An operating partner is a title used by venture capital (VC) and private equity (PE) firms to describe a role dedicated to working with privately held companies to increase value. The role was created by large-capitalization private equity groups when the importance of driving corporate change to add value increased as sellers became more sophisticated and financial engineering less central to private equity investments in the 2000s.
Firms with operating partners argue that value creation potential is better achieved by a fully dedicated partner than relying solely upon external consultants. The operating partner role has evolved into a full-time position drawing a combination of salary, performance bonus, and carried interest similar to an investment partner.

== Definition ==
Operating partners are proven business leaders, functioning as either generalists or specialists, and have successful track records of creating value in operating companies. They are usually more capable of developing strategies and leadership teams than a deal-oriented partner. Most travel often to engage with portfolio companies and are expected to spend time leveraging their professional networks to improve portfolio company value. They are usually former CEOs, COOs, CFOs, chief revenue officers, management consultants, or some combination with market knowledge of PE, such as deal structuring, in the investment firm's target industries. They typically focus on due diligence, strategic planning, commercial growth, operational efficiency, and financial controls.
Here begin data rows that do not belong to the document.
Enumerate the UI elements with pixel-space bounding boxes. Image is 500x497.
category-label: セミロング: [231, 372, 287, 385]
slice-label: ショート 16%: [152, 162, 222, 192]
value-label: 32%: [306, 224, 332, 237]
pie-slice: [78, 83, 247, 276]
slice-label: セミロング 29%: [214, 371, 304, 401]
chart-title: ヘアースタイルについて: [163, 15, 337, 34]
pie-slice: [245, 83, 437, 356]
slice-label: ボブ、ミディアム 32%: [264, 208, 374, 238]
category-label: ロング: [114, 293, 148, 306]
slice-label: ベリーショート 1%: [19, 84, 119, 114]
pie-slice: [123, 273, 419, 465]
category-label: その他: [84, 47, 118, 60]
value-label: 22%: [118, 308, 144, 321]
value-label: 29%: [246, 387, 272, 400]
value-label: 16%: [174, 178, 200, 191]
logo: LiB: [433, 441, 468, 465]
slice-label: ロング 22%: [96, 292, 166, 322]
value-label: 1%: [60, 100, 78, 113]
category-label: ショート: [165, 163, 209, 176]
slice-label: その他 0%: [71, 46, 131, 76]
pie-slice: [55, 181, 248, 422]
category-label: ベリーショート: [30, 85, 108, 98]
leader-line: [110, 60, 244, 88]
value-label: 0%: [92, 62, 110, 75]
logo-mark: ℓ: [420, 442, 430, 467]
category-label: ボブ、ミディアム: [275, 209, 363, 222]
Operating partners use their skills and experience to improve portfolio companies.

== Role and Responsibilities ==
The role of an operating partner can span the full investment cycle from due diligence to post-transaction integration through to a liquidity event or full exit event. Operating partners are deployed by investors and boards as a catalyst for change, as coaches or mentors, and in some cases, to serve as "sparring partners" for management. Operating partners may manage short- to medium-term as well as long-term operational improvement programs for portfolio companies. They may also support management in day-to-day operations, as interim management, as board members or observers, and/or as advisors.

The role of an operating partner should not be confused with the role of a venture partner or an entrepreneur-in-residence. A venture partner is a non-salaried external resource who is expected to source deals and play a significant role in a few or more companies over the life of a fund usually receiving salary and equity interest directly from the target company. An entrepreneur-in-residence (EIR) is similar to a venture partner, but works on only a single company and typically steps into the company as the full-time CEO, CFO, or other c-level position.

== Value ==
All VC and PE firms seek to maximize the value of their investment. In recent years, the industry has experienced increased pressure to drive operational value creation. In other words, shifting focus from leverage and multiples arbitrage to increasing the fundamental operational, commercial, and financial performance of their portfolio companies. As a result, operating improvement must translate into increased enterprise value to yield higher investment returns. Hence the new partnership triad between general partners, limited partners, and operating partners.

== Notable Operating Partners ==
While some high-level executives may be appointed as operating partners, they often function more like senior advisors.
- Charles Giancarlo was appointed as managing director and operating partner at Silver Lake Partners following his departure from Cisco Systems where he was EVP, chief development officer, and president of Linksys.
- Richard Baker was hired as operating partner at Advent International having previously served as CEO at Boots plc and COO at Asda.
- Mark Gillett was appointed as managing director and operating partner at Silver Lake Partners following his departure from Microsoft where he was a corporate VP and responsible for product, engineering, and operations at Skype.
- Thomas Ryan was hired as operating partner at Advent International, which he joined after stepping down as president and CEO of CVS Health.
- Bob Swan served as an operating partner at General Atlantic prior to assuming the CEO role at Intel. Later, he joined Andreessen Horowitz as operating partner.
- Gary M. Reiner joined General Atlantic as operating partner in 2010.
- Jim Hinton, former CEO of Baylor Scott & White Health, joined Welsh, Carson, Anderson & Stowe as operating partner in 2022.
- Ajey Gore, former Group CTO of Gojek joined Sequoia Capital, India and SEA as operating partner, Technology in 2020.